His turnovers have been down, and while no one thinks Nick Holden is a top-pairing defenseman, finding a consistent partner for McDonagh instead of blindly throwing darts at the six other defensemen’s pictures to find one has helped tremendously. For the Rangers to continue this streak, they’ll need their captain to continue trending in the right direction.

Rolling Four Lines

When the Rangers have been at their best during Vigneault’s tenure they’ve always rolled four lines. With Jesper Fast out to start the year, and with Vigneault keeping scrubs like Paul Carey and Adam Cracknell in the lineup, the Rangers were unable to do that.

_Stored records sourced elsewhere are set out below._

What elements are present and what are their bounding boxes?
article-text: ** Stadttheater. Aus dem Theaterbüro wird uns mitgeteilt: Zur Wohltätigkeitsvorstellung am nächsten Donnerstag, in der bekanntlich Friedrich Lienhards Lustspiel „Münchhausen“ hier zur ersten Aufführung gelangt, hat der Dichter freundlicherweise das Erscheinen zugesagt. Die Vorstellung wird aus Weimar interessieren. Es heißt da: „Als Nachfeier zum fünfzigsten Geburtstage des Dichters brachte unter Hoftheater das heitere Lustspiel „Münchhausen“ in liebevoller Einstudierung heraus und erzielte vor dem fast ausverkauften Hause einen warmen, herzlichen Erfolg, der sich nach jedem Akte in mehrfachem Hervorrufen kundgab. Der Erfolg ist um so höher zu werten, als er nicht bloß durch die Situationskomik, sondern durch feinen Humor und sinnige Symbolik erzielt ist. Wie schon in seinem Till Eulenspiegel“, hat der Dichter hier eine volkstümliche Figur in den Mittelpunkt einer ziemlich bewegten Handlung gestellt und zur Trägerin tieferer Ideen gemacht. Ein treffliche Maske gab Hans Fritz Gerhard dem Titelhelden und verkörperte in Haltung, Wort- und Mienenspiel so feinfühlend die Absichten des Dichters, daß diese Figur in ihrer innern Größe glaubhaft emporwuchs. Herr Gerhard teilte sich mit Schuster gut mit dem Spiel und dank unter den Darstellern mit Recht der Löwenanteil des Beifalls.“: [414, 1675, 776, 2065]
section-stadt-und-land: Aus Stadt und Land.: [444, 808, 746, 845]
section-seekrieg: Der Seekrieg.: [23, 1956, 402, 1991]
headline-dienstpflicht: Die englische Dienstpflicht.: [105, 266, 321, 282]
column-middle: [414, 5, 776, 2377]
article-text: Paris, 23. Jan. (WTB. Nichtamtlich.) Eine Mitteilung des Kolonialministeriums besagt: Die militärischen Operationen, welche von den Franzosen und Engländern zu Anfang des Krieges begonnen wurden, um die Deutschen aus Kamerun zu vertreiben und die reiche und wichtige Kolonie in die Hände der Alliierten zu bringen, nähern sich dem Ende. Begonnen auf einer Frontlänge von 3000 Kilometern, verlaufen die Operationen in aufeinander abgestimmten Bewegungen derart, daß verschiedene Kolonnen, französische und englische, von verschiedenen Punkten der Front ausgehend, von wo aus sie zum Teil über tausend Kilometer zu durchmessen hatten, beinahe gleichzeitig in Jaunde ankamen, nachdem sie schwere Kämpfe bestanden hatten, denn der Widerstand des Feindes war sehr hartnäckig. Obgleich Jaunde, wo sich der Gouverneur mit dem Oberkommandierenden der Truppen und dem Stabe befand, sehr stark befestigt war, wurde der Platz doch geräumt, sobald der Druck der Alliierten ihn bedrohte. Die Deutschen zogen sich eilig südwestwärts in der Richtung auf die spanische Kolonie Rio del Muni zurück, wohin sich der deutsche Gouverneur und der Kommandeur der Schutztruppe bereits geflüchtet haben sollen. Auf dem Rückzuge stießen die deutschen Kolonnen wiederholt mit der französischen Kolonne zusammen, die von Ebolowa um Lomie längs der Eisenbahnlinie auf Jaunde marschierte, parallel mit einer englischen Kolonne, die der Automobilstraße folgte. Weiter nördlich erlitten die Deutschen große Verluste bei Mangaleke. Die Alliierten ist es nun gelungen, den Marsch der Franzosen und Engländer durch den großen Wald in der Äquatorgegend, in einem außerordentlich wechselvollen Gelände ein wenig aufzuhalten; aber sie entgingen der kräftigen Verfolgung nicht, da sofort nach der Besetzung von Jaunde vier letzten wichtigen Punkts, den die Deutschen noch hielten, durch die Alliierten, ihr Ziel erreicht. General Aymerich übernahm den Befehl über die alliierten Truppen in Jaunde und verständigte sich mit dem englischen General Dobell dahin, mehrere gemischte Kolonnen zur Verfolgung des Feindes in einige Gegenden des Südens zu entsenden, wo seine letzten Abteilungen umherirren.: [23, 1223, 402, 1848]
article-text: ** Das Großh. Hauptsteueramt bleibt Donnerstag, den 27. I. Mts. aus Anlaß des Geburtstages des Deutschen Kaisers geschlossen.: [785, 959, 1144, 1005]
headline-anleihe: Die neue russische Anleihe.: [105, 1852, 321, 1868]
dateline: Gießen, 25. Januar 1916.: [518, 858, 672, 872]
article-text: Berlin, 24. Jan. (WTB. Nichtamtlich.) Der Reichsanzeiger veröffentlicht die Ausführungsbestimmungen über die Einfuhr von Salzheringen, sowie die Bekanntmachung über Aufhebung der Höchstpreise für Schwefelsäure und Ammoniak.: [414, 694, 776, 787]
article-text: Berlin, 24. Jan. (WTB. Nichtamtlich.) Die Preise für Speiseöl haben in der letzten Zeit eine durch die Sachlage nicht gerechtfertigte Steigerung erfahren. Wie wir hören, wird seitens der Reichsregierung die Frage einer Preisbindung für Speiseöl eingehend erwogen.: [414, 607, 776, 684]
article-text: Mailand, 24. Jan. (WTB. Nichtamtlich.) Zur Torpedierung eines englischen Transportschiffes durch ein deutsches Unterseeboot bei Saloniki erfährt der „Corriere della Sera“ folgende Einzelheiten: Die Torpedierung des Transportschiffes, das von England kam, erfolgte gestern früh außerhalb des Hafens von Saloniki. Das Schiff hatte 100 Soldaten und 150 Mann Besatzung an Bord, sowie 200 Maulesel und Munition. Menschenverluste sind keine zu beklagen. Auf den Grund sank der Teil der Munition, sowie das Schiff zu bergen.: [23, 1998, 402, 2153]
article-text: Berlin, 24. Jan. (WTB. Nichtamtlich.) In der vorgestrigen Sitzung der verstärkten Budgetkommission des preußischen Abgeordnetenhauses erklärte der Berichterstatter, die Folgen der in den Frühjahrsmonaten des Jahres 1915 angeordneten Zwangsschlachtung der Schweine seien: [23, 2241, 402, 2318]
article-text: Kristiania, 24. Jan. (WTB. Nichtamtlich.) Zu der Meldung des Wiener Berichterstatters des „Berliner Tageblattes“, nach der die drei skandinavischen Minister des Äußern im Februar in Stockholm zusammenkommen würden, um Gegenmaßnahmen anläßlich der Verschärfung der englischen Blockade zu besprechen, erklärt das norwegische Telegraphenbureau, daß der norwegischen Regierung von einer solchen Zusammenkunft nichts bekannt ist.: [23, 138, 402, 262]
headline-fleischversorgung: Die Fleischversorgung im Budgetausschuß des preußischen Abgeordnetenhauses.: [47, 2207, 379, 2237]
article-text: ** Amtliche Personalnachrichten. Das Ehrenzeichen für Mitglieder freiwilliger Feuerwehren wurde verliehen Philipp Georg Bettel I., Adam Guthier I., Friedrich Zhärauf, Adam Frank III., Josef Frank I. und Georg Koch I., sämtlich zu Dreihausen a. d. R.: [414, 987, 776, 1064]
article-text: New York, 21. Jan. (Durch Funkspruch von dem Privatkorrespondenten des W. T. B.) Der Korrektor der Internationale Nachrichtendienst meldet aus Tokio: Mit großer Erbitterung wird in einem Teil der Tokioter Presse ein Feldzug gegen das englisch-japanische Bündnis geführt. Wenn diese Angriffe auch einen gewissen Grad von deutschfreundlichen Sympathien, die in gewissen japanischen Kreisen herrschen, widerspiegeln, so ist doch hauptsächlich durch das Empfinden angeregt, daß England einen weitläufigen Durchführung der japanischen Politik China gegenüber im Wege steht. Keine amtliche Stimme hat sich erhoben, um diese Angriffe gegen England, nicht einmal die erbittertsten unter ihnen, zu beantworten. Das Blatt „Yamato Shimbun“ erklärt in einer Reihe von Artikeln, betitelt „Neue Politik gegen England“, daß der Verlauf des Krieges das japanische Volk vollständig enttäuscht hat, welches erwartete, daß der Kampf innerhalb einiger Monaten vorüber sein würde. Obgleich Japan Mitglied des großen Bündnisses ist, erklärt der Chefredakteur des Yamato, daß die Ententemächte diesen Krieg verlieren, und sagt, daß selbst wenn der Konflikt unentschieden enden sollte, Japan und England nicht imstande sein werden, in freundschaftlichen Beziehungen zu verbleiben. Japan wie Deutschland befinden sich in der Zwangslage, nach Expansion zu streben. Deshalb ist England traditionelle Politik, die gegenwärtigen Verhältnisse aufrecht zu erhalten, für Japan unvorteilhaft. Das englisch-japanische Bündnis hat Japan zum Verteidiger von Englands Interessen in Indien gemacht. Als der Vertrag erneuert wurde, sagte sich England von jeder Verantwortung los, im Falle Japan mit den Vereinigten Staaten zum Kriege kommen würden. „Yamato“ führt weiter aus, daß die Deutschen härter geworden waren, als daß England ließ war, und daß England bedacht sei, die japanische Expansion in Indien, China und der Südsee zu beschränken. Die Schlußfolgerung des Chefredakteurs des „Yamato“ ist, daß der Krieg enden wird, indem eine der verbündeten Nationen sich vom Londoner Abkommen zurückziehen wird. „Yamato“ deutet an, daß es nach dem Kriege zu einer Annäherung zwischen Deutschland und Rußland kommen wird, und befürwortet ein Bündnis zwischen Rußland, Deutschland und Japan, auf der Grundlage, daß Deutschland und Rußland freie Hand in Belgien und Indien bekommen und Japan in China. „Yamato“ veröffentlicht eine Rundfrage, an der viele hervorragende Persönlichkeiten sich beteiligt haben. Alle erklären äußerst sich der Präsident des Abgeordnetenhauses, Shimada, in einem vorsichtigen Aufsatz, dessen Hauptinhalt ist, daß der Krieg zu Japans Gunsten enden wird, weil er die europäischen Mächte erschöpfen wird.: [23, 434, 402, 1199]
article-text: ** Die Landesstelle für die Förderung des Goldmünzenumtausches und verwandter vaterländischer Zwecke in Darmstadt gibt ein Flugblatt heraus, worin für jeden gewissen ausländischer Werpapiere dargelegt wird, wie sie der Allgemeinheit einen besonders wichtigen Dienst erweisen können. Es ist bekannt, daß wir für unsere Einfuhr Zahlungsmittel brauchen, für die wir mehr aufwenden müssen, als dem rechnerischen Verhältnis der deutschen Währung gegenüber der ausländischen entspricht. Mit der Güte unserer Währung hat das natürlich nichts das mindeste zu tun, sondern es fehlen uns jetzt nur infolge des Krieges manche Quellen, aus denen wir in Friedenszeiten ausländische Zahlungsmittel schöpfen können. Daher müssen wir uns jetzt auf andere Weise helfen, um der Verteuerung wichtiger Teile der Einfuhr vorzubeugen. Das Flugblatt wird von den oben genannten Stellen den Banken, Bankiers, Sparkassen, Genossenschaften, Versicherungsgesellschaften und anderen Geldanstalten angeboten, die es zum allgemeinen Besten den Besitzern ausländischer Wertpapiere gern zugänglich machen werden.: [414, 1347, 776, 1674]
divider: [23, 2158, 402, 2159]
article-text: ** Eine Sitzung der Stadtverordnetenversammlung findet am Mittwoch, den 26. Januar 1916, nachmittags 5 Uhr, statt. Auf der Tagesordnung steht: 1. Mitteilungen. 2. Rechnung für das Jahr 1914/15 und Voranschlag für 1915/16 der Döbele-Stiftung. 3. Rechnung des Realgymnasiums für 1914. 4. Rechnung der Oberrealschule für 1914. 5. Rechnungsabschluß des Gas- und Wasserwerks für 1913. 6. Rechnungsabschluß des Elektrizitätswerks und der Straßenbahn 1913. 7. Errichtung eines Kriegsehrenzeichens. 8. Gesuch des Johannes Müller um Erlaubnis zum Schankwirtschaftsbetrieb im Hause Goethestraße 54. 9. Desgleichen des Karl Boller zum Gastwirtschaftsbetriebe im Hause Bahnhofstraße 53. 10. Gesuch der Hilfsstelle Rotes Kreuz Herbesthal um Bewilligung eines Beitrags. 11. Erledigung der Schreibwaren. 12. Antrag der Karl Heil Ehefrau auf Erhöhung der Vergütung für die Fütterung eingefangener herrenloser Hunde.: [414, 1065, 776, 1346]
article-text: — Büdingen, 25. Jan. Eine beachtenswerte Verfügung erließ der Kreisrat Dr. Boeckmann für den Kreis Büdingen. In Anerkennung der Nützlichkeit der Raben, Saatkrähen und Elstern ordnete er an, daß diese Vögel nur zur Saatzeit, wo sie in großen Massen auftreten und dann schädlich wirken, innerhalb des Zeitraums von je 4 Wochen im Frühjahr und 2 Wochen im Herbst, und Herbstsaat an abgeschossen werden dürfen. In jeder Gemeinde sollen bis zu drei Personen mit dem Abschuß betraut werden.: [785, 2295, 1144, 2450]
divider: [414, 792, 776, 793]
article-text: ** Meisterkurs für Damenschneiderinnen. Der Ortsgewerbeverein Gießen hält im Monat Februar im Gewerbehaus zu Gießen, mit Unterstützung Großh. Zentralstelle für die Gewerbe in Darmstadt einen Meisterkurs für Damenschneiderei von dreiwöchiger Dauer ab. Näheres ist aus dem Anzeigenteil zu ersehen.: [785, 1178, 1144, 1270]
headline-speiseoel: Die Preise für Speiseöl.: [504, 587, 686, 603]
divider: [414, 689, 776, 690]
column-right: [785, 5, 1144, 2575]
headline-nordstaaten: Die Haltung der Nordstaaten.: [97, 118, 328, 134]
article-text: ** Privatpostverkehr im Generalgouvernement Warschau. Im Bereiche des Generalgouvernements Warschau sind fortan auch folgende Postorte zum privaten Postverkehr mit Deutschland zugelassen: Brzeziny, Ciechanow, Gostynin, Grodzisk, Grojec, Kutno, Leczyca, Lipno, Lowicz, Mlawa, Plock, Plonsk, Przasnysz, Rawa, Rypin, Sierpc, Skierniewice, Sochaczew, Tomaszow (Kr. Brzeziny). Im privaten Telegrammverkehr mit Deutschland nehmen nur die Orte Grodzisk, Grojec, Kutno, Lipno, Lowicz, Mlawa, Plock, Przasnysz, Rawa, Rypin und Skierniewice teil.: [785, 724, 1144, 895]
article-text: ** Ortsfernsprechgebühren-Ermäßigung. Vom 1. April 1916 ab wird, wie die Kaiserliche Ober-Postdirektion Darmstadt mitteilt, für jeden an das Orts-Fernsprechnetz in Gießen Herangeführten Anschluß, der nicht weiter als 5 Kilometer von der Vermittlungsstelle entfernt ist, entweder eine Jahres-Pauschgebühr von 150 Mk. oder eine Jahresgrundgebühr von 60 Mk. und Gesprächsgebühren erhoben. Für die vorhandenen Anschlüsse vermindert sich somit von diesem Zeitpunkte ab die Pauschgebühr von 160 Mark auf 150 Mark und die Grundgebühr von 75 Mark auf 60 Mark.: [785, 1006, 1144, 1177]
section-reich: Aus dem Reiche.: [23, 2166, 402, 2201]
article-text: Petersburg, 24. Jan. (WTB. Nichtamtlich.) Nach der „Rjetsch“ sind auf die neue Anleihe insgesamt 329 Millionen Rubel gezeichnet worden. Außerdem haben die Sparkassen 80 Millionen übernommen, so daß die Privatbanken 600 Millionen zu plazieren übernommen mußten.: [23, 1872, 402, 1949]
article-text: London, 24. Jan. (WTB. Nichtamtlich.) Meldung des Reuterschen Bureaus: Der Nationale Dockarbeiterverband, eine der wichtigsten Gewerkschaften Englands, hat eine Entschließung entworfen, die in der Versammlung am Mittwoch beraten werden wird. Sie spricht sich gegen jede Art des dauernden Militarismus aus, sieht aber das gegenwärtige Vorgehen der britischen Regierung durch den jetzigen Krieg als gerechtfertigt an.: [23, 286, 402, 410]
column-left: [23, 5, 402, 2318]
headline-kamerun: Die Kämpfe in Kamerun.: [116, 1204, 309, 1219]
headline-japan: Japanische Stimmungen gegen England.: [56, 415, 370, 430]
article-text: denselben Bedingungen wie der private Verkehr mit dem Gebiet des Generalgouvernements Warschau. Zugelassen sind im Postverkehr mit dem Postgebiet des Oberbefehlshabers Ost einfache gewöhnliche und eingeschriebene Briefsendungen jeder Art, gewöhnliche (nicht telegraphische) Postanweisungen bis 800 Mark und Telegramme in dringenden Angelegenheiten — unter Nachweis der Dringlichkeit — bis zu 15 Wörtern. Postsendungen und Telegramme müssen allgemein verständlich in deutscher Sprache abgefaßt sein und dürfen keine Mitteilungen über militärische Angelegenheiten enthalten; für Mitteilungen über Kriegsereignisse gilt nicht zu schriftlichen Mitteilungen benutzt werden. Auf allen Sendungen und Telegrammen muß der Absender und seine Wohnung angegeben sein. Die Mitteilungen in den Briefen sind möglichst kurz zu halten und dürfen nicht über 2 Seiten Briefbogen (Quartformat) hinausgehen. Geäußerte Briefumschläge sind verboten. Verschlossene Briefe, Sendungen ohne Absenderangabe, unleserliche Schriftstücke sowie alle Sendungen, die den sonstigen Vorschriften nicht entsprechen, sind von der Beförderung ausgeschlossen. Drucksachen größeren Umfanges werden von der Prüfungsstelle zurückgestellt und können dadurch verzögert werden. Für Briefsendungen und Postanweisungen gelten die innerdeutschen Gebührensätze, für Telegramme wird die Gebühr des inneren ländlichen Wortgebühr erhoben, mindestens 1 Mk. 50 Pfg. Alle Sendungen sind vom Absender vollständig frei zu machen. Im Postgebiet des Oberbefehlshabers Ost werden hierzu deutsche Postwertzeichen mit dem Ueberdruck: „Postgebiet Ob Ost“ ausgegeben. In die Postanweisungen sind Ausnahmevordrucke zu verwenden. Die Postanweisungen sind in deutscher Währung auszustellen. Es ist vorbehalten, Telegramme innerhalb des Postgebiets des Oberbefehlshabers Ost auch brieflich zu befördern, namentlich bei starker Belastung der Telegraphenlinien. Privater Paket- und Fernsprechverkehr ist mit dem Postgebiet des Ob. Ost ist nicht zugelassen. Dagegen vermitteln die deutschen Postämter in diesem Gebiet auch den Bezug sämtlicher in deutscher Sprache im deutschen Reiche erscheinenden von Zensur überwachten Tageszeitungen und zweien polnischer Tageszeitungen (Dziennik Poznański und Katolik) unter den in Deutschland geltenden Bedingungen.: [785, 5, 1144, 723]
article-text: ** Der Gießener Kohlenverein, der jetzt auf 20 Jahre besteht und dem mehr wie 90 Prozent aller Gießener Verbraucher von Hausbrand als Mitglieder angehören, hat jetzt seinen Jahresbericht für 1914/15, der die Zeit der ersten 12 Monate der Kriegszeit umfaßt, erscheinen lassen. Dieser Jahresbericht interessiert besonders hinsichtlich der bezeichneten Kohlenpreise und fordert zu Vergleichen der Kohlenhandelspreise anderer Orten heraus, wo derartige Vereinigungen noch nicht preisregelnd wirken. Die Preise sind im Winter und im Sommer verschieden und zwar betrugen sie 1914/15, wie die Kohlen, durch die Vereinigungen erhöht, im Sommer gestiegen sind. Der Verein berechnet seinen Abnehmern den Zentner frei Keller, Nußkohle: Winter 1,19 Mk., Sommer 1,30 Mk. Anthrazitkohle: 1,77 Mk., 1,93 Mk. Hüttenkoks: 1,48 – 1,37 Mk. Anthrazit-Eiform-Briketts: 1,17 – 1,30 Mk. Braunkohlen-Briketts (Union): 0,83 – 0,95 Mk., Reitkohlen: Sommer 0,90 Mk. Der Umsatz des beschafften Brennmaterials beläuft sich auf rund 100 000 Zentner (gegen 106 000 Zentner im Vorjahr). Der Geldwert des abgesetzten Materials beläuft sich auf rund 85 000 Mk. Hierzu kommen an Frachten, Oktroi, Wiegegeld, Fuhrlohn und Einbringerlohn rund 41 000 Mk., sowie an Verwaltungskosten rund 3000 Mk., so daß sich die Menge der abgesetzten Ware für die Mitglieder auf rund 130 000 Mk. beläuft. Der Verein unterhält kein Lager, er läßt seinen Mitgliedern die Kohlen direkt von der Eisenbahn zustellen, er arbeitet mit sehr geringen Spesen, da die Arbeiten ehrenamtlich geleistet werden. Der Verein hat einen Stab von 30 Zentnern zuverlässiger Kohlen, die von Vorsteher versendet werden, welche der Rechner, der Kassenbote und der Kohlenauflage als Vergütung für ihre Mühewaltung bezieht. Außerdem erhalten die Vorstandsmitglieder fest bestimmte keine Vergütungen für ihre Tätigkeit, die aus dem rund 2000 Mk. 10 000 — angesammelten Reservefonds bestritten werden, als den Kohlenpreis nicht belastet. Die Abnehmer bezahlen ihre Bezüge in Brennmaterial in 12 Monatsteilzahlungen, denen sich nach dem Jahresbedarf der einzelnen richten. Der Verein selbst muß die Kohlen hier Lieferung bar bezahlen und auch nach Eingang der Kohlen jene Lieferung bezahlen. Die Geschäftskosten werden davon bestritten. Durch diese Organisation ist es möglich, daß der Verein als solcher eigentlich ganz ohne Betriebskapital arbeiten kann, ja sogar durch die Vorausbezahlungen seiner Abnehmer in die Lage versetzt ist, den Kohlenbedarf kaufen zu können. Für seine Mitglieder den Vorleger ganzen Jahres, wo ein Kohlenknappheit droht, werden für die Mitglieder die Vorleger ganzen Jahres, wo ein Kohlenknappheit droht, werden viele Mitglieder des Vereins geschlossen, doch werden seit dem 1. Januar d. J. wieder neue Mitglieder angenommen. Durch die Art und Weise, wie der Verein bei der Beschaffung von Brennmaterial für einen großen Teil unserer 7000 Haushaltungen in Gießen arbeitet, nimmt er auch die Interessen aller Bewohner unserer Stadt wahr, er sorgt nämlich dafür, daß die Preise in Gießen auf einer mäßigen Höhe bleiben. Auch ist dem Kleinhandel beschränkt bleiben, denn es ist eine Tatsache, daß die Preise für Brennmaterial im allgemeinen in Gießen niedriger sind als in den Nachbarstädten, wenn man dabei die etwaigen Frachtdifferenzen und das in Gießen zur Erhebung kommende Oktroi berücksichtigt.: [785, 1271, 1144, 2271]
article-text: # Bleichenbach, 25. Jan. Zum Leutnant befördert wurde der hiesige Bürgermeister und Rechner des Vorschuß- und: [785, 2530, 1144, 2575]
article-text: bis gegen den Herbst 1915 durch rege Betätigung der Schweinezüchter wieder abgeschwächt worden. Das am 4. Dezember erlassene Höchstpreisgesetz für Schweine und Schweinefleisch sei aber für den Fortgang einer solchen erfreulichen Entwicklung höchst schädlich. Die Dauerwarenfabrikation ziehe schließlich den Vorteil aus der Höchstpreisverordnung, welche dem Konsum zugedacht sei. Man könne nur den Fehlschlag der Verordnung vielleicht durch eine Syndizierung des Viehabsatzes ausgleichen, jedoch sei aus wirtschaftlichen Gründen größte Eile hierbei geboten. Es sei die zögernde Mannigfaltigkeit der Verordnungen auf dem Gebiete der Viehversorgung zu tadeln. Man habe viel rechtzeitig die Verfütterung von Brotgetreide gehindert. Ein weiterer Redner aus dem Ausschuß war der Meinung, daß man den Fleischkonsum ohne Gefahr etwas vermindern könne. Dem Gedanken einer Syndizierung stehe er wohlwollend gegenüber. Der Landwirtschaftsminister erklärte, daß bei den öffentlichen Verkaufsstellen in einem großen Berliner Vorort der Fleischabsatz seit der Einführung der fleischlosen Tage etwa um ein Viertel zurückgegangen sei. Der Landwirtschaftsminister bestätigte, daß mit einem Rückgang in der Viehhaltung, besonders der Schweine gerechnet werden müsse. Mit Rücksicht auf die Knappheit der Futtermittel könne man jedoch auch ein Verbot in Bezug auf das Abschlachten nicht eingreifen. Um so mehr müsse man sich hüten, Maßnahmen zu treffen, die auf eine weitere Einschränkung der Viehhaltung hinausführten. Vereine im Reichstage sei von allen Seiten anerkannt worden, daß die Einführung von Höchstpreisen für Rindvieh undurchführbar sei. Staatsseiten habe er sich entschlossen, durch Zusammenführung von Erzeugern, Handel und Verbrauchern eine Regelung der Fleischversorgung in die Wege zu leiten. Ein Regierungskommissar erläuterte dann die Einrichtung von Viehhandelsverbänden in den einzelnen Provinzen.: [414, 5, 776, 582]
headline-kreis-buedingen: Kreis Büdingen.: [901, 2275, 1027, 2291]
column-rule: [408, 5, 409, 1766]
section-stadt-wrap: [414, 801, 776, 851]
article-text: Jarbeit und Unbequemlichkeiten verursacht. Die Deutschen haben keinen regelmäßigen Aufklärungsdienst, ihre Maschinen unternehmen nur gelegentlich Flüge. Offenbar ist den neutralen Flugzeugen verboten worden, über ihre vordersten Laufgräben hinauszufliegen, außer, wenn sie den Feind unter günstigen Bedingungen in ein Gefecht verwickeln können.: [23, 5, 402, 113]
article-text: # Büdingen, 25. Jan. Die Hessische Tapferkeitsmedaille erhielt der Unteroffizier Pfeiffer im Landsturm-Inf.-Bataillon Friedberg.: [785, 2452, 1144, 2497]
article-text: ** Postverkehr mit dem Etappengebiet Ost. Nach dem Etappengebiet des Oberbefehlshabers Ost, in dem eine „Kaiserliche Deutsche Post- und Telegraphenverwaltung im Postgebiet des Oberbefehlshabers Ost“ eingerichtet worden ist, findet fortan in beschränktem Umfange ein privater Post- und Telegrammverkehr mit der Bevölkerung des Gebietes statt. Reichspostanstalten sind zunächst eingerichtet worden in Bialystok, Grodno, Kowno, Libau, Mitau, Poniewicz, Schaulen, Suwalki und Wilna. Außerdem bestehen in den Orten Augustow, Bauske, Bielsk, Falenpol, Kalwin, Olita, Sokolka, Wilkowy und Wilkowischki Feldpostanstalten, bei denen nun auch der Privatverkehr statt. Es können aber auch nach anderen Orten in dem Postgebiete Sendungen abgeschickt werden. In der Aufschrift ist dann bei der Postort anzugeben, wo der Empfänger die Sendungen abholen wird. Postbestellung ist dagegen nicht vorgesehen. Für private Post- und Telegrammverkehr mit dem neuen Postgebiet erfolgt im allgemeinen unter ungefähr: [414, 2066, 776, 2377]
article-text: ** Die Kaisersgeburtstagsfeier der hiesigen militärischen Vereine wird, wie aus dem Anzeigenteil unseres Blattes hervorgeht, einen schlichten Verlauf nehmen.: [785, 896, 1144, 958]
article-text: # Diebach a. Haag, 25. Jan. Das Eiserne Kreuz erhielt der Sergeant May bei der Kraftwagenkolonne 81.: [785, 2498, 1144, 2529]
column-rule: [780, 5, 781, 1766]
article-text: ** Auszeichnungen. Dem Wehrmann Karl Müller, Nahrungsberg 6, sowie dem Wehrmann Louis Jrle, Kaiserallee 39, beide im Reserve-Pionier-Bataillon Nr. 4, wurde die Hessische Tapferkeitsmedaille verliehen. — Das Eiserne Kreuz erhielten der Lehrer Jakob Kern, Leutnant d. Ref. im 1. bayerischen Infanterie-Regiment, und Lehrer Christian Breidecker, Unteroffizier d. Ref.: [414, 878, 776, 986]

Calling up Boo Nieves has been huge, as it now gives the Rangers four lines that can chip in. A Fast-Nieves-Grabner fourth line is as good as you’ll see in the NHL. The KZB line, as discussed earlier, has dominated, while the Nash-Hayes-Zuccarello trio has been a solid second line that can play against other team’s best players. J.T. Miller has been the best Ranger over the past few games, and Jimmy Vesey has played well in a lesser role. The one area where the Rangers can improve is David Desharnais’ spot, but that’s a discussion for another day.

People will point to the schedule and say the Rangers haven’t played any good teams during this streak, but guess what? You play the teams that are in front of you, and good teams usually beat lesser opponents. The Rangers will look to make it seven in a row when they take on the Blackhawks.